Dopo il primo appuntamento con gli interventi della storica Toni Rovatti e della criminologa Huma Saeed, l'attenzione si è spostata sul Paese africano, ex colonia portoghese, che dopo l'indipendenza nel 1975 fu teatro di una sanguinosa guerra civile durata oltre un decennio. Per la panoramica su quegli eventi, sulla transizione post-bellica e sulle sfide attuali di questo Paese sono stati invitati Pier Maria Mazzola, giornalista, con una lunga esperienza in Mozambico, e l'arcivescovo Matteo Zuppi.
Mazzola ha offerto un puntuale inquadramento storico della vicenda mozambicana, evidenziando le dinamiche sociopolitiche e religiose del Paese, le tensioni coloniali, la transizione verso l'indipendenza, le cause e le conseguenze della guerra civile, i problemi di oggi. La Chiesa cattolica, inizialmente alleata del regime coloniale portoghese, gradualmente adottò posizioni più critiche.
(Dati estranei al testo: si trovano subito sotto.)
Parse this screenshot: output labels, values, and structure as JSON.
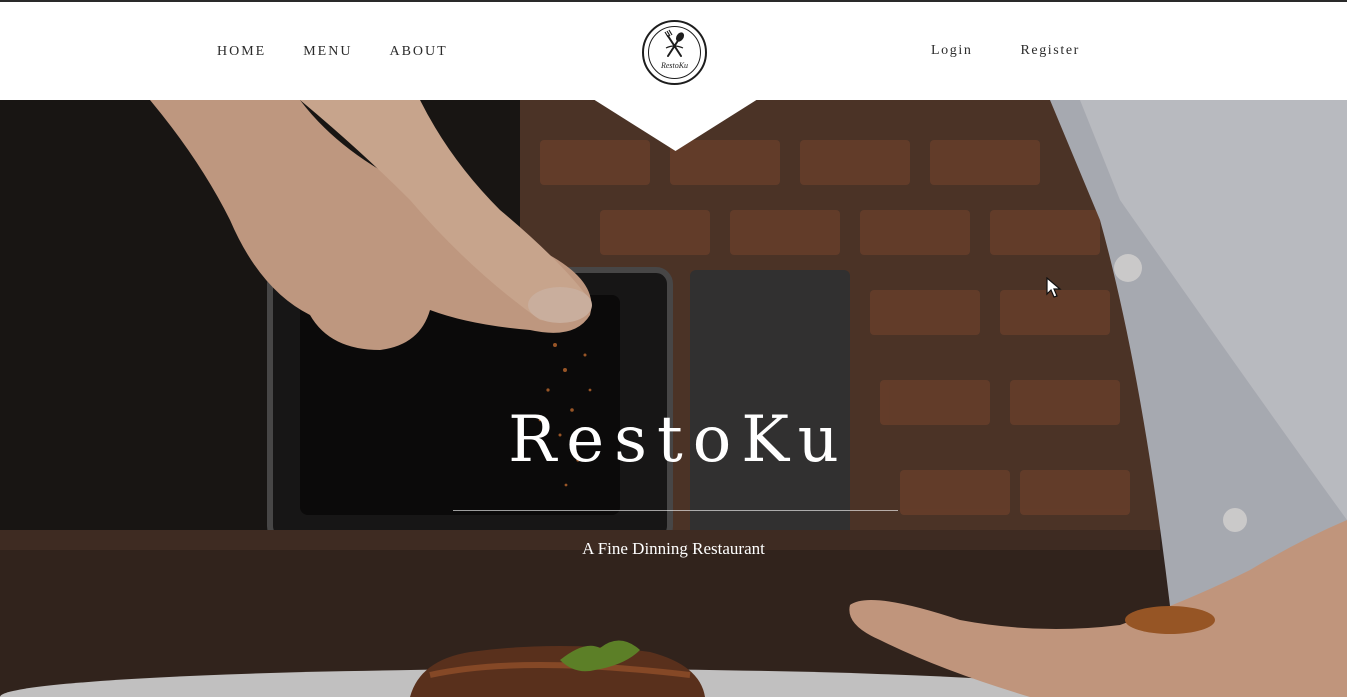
{
  "brand": {
    "name": "RestoKu",
    "logo_text": "RestoKu",
    "tagline": "A Fine Dinning Restaurant"
  },
  "nav": {
    "left": [
      {
        "label": "HOME"
      },
      {
        "label": "MENU"
      },
      {
        "label": "ABOUT"
      }
    ],
    "right": [
      {
        "label": "Login"
      },
      {
        "label": "Register"
      }
    ]
  },
  "icons": {
    "logo": "fork-spoon-emblem-icon",
    "cursor": "mouse-pointer-icon"
  },
  "colors": {
    "header_bg": "#ffffff",
    "nav_text": "#2b2b2b",
    "hero_text": "#ffffff"
  }
}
Il suo ruolo, in particolare quello di gruppi missionari come i padri Bianchi e di Burgos, è centrale nel combattere le ingiustizie sociali e promuovere la pace. La lotta tra Frelimo e Renamo, con l'intreccio di interessi locali e internazionali, ha profondamente segnato il tessuto sociale, creando divisioni e tensioni.
Grazie alla mediazione della comunità di Sant'Egidio, con l'allora monsignor Zuppi, si è comunque riusciti ad avviare un dialogo che ha portato alla pace nel 1992. Il bilancio della guerra civile è drammatico, centinaia di migliaia di morti in prevalenza civili, ma sorprendentemente il Mozambico è riuscito a evitare una spirale di vendette, aprendo la strada alla riconciliazione e a nuove elezioni democratiche.
L'Arcivescovo ha sottolineato nuovamente come il processo di pace in Mozambico sia stato un passo fondamentale verso la fine di una guerra civile devastante; ma la vera sfida è stata e continua a essere quella di costruire una pace duratura. Nonostante l'accordo del 1992, infatti, molti aspetti cruciali come le autonomie locali, la giustizia per i crimini di guerra e la piena inclusione di tutte le forze politiche e sociali, sono rimasti irrisolti. Il cammino verso la riconciliazione continua ad essere un'opera in corso, con il Paese che, sebbene abbia fatto dei progressi, affronta ancora oggi, nell'attualità, sfide interne legate alle diversità politiche, regionali e sociali.
Il processo di pace, quindi, non si esaurisce con la firma di un accordo, ma si dipana ulteriormente nei suoi aspetti più pratici e quotidiani, che richiedono una continua mediazione e un impegno a lungo termine. Senza un processo strutturato e condiviso che possa garantire giustizia e verità, il Mozambico rischia di trovarsi di fronte a una pace fragile, che potrebbe essere messa alla prova da nuove tensioni interne.
Nonostante queste difficoltà, l'esempio della mediazione di Sant'Egidio dimostra che la diplomazia e il dialogo possono aprire porte che sembrano chiuse, offrendo speranza per il futuro.